Os esforços de Lula podem não ser suficientes. O presidente está tecnicamente empatado com o principal candidato da oposição, e a guerra no Irã trouxe o risco de inflação energética para um país onde a riqueza do petróleo sempre sustentou expectativas de combustível barato. Caminhoneiros frequentemente ameaçam bloquear rodovias diante de aumentos abruptos no preço do diesel.

“Até duas semanas atrás, a economia não era o tema central da eleição. Isso mudou”, disse o analista político Thomas Traumann. “Agora estamos falando de uma crise do diesel.”

A mudança também já afeta os mercados. Desde o início do conflito, economistas revisaram para cima as expectativas de inflação, com preocupações especialmente nos setores de alimentos e transporte — altamente sensíveis ao custo do diesel.

A ANP alertou, em nota técnica, para um risco “excepcional” no abastecimento de combustíveis, citando sinais iniciais de pressão, como dificuldades para obter diesel em algumas regiões.

A incerteza pode significar juros mais altos por mais tempo. Apesar da pressão do governo por cortes, o banco central adotou recentemente uma postura mais cautelosa, citando novos riscos externos para a meta de inflação de 3%, mesmo com a taxa básica no maior nível em quase duas décadas.

“As perspectivas para a inflação de alimentos nos próximos meses já eram desafiadoras — esse choque no diesel só piora a situação”, disse Flavio Serrano, economista-chefe do Banco BMG.

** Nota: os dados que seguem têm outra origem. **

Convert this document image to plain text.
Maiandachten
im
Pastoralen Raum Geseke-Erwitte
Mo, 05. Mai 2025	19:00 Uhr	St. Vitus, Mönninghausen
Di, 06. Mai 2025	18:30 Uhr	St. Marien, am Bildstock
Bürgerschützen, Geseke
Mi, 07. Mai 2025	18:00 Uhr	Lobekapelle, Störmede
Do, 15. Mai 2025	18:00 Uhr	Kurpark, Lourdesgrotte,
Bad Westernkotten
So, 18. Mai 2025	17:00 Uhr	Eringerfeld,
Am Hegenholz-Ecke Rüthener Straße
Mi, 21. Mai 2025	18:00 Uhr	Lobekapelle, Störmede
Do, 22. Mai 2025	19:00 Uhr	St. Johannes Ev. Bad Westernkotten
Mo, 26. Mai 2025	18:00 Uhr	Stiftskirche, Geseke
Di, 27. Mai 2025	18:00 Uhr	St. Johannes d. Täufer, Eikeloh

Os estoques de diesel podem se esgotar em cerca de três meses se os preços domésticos permanecerem abaixo dos níveis internacionais, disse Marcus D’Elia, sócio da Leggio Consultoria.

“Estoques limitados de diesel, devido à ausência de uma política estratégica de armazenamento no Brasil, podem de fato levar a uma crise de abastecimento”, afirmou. “Essa diferença de preços reduz o incentivo para importadores trazerem o produto ao país.”